About the only positive thing that could be said about the Canterbury floods is that at least the vast majority of dairy farmers have dried their cows off for the season. This allowed farmers to get cows to safer ground without the added complication of having to milk as well.
With the season over, dairy farmers were looking forward to a profitable next season and a break over the drying off period. For many this is now a distant dream with generations of development work now washed away and a winter of hard work ahead.
I have always felt that when it comes to mental stress it is hard to get past droughts as the leading cause of worry. But at least with droughts once the rains do come then nature tends to do the hard work for you. Floods are a whole different scenario.
Stressful to the extreme while happening, although normally for a limited period. Then when the water subsides there's a whole lot of graft and decision making on how best to rectify the situation and get properties into a productive state and able to support animals again.
While the focus has been on dairy farms, the flooding also affected livestock and arable as well with the Lees Valley (against the ranges North of Oxford) still isolated as are farms up the Rakaia Gorge.

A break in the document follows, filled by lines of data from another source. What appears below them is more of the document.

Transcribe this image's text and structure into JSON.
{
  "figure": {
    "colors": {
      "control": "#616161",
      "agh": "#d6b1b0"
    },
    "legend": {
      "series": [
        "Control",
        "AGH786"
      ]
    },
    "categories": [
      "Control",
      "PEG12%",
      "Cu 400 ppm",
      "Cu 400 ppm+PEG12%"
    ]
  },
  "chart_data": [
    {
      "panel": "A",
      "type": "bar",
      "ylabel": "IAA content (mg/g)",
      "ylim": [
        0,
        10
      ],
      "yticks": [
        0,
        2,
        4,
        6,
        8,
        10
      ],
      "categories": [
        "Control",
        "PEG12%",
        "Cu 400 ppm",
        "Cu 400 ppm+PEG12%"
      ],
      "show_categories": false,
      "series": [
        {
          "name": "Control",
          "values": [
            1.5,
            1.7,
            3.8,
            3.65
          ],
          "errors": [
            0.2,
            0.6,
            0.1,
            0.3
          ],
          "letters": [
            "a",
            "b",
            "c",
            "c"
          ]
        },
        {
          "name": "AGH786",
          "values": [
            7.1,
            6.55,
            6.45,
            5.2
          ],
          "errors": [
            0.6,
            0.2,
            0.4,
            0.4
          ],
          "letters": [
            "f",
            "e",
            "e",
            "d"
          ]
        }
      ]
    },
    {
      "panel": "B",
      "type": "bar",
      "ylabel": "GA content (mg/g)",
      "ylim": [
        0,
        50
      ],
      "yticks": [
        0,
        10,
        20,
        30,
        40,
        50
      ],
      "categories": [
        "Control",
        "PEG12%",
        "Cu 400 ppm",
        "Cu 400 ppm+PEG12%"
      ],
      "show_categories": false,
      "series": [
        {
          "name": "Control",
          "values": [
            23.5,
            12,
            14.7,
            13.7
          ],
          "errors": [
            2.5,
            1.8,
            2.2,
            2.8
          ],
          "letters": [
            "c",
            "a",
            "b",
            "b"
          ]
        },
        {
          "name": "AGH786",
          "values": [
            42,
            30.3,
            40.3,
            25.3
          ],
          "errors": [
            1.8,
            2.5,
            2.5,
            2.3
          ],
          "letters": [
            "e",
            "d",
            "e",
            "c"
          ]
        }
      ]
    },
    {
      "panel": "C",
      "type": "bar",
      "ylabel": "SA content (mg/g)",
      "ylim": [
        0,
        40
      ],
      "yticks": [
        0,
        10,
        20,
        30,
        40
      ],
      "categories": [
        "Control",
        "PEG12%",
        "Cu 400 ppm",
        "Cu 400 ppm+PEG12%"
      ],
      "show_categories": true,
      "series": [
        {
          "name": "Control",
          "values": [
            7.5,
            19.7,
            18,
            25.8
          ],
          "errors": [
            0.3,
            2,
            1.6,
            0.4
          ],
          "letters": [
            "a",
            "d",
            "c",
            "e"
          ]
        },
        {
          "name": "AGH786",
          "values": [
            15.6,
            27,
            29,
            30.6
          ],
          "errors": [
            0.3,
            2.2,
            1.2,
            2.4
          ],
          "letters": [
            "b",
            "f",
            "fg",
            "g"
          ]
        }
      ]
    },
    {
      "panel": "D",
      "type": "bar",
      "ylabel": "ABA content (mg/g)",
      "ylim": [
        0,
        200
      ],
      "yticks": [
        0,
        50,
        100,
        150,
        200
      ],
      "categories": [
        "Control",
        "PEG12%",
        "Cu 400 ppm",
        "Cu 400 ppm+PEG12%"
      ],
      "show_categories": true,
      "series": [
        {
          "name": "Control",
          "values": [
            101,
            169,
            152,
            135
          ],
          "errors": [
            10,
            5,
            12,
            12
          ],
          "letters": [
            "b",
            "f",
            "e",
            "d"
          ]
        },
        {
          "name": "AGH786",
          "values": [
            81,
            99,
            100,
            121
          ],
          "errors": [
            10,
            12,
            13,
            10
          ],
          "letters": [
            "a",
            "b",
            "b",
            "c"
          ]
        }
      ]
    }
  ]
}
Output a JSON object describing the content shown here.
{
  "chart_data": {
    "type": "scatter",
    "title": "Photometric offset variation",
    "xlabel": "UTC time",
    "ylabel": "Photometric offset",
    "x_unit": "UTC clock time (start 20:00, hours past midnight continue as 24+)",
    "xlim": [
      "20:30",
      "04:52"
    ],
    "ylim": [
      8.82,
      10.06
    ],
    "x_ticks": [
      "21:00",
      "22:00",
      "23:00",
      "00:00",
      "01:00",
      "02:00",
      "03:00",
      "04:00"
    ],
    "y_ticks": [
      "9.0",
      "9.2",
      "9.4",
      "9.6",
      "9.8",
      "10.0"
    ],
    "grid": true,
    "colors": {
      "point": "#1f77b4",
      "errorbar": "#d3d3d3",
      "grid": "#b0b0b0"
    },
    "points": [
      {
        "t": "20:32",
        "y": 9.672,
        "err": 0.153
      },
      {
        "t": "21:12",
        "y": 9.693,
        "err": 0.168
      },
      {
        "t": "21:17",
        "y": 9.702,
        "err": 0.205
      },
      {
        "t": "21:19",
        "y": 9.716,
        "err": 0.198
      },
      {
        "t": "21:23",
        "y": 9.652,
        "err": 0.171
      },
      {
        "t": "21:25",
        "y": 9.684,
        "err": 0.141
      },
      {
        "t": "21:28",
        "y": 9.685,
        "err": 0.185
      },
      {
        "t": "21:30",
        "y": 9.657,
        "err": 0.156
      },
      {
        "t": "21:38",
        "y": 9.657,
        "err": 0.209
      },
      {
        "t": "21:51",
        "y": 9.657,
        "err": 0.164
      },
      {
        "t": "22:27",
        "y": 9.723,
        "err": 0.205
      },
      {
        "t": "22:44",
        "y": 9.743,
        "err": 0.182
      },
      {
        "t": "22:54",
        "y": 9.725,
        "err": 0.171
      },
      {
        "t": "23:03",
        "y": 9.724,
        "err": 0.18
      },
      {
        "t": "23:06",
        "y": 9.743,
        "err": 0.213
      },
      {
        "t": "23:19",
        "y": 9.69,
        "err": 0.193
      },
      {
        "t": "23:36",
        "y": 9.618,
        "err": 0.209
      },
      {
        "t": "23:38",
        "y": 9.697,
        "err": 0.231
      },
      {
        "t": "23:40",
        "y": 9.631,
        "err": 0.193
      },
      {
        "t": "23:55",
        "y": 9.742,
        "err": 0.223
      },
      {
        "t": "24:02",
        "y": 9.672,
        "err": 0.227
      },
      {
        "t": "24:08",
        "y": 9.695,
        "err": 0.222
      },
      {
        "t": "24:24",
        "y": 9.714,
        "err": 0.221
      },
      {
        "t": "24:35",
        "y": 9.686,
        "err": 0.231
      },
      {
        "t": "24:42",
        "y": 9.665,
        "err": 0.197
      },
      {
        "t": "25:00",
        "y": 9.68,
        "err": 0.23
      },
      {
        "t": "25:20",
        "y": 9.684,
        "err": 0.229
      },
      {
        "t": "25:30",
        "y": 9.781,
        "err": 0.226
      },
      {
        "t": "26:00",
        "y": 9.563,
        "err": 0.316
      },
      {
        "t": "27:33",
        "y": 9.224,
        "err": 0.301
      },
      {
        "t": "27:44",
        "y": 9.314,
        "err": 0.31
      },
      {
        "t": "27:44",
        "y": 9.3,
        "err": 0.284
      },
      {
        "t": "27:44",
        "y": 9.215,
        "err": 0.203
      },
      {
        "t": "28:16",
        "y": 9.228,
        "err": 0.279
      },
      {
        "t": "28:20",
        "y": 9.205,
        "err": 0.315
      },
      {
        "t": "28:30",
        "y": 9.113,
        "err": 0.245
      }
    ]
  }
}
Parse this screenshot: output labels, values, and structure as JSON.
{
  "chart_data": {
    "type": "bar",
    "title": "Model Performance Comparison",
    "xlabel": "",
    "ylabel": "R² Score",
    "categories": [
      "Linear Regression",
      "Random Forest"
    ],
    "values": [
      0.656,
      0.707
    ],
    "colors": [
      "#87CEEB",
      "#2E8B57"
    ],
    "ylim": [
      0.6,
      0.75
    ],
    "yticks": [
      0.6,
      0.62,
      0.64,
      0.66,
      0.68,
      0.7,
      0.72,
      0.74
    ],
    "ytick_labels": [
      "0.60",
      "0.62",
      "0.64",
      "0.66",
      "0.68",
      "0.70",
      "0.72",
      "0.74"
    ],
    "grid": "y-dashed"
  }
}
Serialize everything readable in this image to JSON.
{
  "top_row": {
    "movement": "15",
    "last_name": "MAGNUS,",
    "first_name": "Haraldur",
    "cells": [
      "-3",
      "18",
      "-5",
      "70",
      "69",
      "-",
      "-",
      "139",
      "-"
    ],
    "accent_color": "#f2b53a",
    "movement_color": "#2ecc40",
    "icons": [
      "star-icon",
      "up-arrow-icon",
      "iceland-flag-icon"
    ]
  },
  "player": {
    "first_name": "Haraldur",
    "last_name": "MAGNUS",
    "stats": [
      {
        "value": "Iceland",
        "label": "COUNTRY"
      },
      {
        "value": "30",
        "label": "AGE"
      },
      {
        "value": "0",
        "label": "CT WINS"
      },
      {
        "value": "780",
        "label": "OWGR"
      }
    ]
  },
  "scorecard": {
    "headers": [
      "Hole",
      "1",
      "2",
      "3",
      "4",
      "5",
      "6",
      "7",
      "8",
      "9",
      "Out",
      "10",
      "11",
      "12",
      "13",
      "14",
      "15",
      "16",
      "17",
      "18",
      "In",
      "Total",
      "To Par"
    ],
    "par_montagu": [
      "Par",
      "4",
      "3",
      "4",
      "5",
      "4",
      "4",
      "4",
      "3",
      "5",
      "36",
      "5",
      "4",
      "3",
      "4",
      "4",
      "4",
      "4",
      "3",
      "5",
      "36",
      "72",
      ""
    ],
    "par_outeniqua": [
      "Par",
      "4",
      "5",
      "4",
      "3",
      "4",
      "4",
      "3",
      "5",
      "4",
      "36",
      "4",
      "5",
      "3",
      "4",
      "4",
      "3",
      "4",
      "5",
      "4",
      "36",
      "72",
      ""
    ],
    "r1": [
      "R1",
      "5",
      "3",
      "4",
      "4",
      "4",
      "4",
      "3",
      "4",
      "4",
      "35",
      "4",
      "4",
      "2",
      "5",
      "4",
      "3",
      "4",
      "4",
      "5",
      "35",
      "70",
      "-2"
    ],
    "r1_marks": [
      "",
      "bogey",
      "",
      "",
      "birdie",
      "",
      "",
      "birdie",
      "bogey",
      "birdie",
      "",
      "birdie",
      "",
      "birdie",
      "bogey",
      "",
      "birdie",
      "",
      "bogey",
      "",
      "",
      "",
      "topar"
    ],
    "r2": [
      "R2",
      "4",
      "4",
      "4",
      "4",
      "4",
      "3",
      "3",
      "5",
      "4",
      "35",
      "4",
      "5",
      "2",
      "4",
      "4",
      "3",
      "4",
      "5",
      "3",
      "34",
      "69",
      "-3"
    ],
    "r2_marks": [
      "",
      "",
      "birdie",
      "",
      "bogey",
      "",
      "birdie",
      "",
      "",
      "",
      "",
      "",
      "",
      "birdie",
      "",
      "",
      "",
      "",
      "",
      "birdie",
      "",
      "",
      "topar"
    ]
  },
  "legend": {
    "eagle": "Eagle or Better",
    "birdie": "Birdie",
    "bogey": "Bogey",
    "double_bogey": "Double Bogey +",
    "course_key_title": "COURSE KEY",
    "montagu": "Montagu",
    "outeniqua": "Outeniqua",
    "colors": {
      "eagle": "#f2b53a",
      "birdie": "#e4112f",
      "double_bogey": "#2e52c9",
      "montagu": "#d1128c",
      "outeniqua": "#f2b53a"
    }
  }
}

Perhaps the biggest compounded aspect of the floods is the amount of feed destroyed for animals to get them through the winter and beyond. As a result of the dry summer and autumn feed in the form of baleage and hay was in short supply before the droughts and what was being traded was selling for a premium. Most farmers produce their own saved feed to avoid being reliant on traded feed but there are most years still a reasonable surplus being traded among livestock owners to top up supplies.
This year prior to the floods there was next to none.
As plenty of photos and TV scenes have shown, large amounts of crops (kales etc) and stored bales have been washed away and crops flattened and buried under silt. No doubt the farming community will rally around to try and make the best of a bad situation by making feed available from other areas, provide grazing and help each other restore what damage to farms they can. But for the Canterbury province it is going to take more than a season to put the impacts of this behind it.
With the government declaring a (medium) adverse event, $500,000 has been freed up for Rural Support groups to assist. While the amount has been called “paltry” it is probably too soon to try and assess what and where the real needs are and so more government assistance will be required.
After Bola the government of the day was generous in what it provided in cash support to many of those affected by the floods. However, after the event was over and repairs done the general tenure of the day was that financial support of the scale the Gisborne region received at the time would unlikely to be repeated. As a result, New Zealand farmers have become (if they were not already) more resilient to natural events and not reliant on Government handouts. (New Zealand Farmers receive the least financial support of any OECD country).
The Christchurch earthquakes perhaps tested the government attitude to offering financial support although what came from government was more in the form of supporting failed insurance companies (AMI) and funding to support councils and provide funding for “cornerstone projects”.
So, what can those affected this time around?
Government likely will provide assistance for roading and destroyed public infrastructure, put more funding into the Rural Support networks to help with stress and mental health, perhaps assist in helping to get labour to get fences and buildings cleaned up, not that there is a lot of available labour. But beyond this I wouldn’t be holding my breath. It is no longer the New Zealand way, good, bad or otherwise.
What casualties emerge from this be it urban or rural will take time to reveal. The rest of the country must be getting a bit tired of Canterbury continually hogging the limelight. But I can assure them we could do without it (except perhaps regarding rugby).
The GDT took place again this week and very little movement occurred with WMP, SMP and Cheddar all down by -0.5%. Butter is a little concerning dropping -5.4% which has it now at levels similar to January 2021.
With the season all but over it is looking likely that total milk production will be up around 2.5%, setting a new national record. This is particularly heartening given that cow numbers are decreasing and generally inputs are lower.
Perhaps this is a signal that dairy farmers are responding to calls to feed less cows more and everyone is winning.
Given that this week includes “World Milk Day” (setup by the FAO who recognise the value of milk in diet) Dr Tim Mackle CEO of DairyNZ was quick to point out that dairy products in New Zealand have lower emissions footprints than our competitors and financially contributes around “with flow-on effects have meant the total economic contribution from dairy was around $42 billion this season”.
So, while recognising there is still considerable movement to be had in areas it is difficult to see how New Zealand’s standard of living could be maintained without it.